The title here refers to Austrian artist Oswald Tschirtner, who spent many years in psychiatric institutions making minimal drawings in calm silence. Part of Beuger's score (the first twenty pages) are here realized by Konzert Minimal, a twelve-member group of wind and string players. In the score only pitches, duration (long to very long) and dynamics (soft) are given.

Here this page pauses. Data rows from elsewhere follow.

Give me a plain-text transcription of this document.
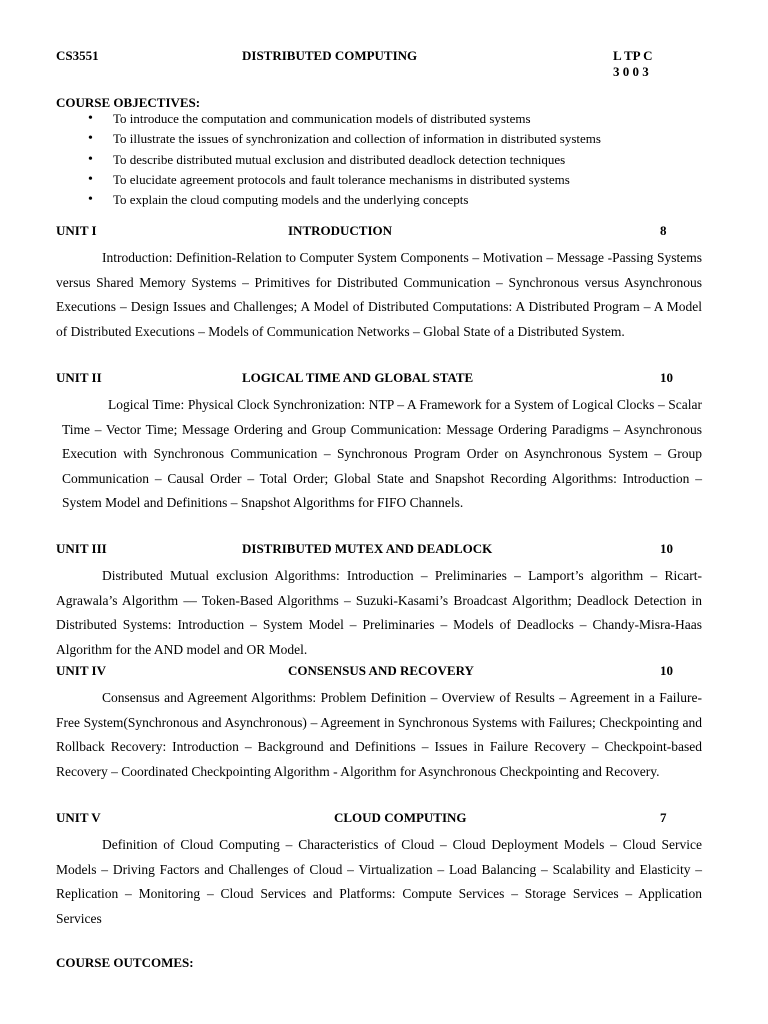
CS3551	DISTRIBUTED COMPUTING	L TP C
3 0 0 3
COURSE OBJECTIVES:
• To introduce the computation and communication models of distributed systems
• To illustrate the issues of synchronization and collection of information in distributed systems
• To describe distributed mutual exclusion and distributed deadlock detection techniques
• To elucidate agreement protocols and fault tolerance mechanisms in distributed systems
• To explain the cloud computing models and the underlying concepts
UNIT I	INTRODUCTION	8

Introduction: Definition-Relation to Computer System Components – Motivation – Message -Passing Systems versus Shared Memory Systems – Primitives for Distributed Communication – Synchronous versus Asynchronous Executions – Design Issues and Challenges; A Model of Distributed Computations: A Distributed Program – A Model of Distributed Executions – Models of Communication Networks – Global State of a Distributed System.

UNIT II	LOGICAL TIME AND GLOBAL STATE	10

Logical Time: Physical Clock Synchronization: NTP – A Framework for a System of Logical Clocks – Scalar Time – Vector Time; Message Ordering and Group Communication: Message Ordering Paradigms – Asynchronous Execution with Synchronous Communication – Synchronous Program Order on Asynchronous System – Group Communication – Causal Order – Total Order; Global State and Snapshot Recording Algorithms: Introduction – System Model and Definitions – Snapshot Algorithms for FIFO Channels.

UNIT III	DISTRIBUTED MUTEX AND DEADLOCK	10

Distributed Mutual exclusion Algorithms: Introduction – Preliminaries – Lamport’s algorithm – Ricart- Agrawala’s Algorithm –– Token-Based Algorithms – Suzuki-Kasami’s Broadcast Algorithm; Deadlock Detection in Distributed Systems: Introduction – System Model – Preliminaries – Models of Deadlocks – Chandy-Misra-Haas Algorithm for the AND model and OR Model.

UNIT IV	CONSENSUS AND RECOVERY	10

Consensus and Agreement Algorithms: Problem Definition – Overview of Results – Agreement in a Failure-Free System(Synchronous and Asynchronous) – Agreement in Synchronous Systems with Failures; Checkpointing and Rollback Recovery: Introduction – Background and Definitions – Issues in Failure Recovery – Checkpoint-based Recovery – Coordinated Checkpointing Algorithm - Algorithm for Asynchronous Checkpointing and Recovery.

UNIT V	CLOUD COMPUTING	7

Definition of Cloud Computing – Characteristics of Cloud – Cloud Deployment Models – Cloud Service Models – Driving Factors and Challenges of Cloud – Virtualization – Load Balancing – Scalability and Elasticity – Replication – Monitoring – Cloud Services and Platforms: Compute Services – Storage Services – Application Services

COURSE OUTCOMES:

What we have then is a series of long, quiet chords, composed of a wide variety of pitches and timbres that form tonal clouds, which arise and fall back into nothing. Occasionally one note will sound alone or hang in the air after the others have stopped. Sleeve notes recommend that the disc be played quietly, and if this advice is followed the music will blend in with whatever else is happening in your room, a slight tinting of the atmosphere, if you will. There are some interesting timbral things happening within the big chords, with some tones played sweetly and others buzzing or rasping, creating fleeting harmonics. I cannot detect any formal thematic movement here, though things move so slowly, with so much space in between tonal events, that it's hard to know for sure. One could use the word austere, but it doesn't really feel like that. More like an extremely considered way of placing collective sound in space, as though it mattered a great deal. I get the feeling of care taken, more than anything else. I've only heard a few of Beuger's pieces, but so far I like this one the most.
Incidentally, Oswald Tschirtner is also the namesake of another perhaps more well-known piece of music: Einsturzende Neubauten's Drawings Of Patient O.T.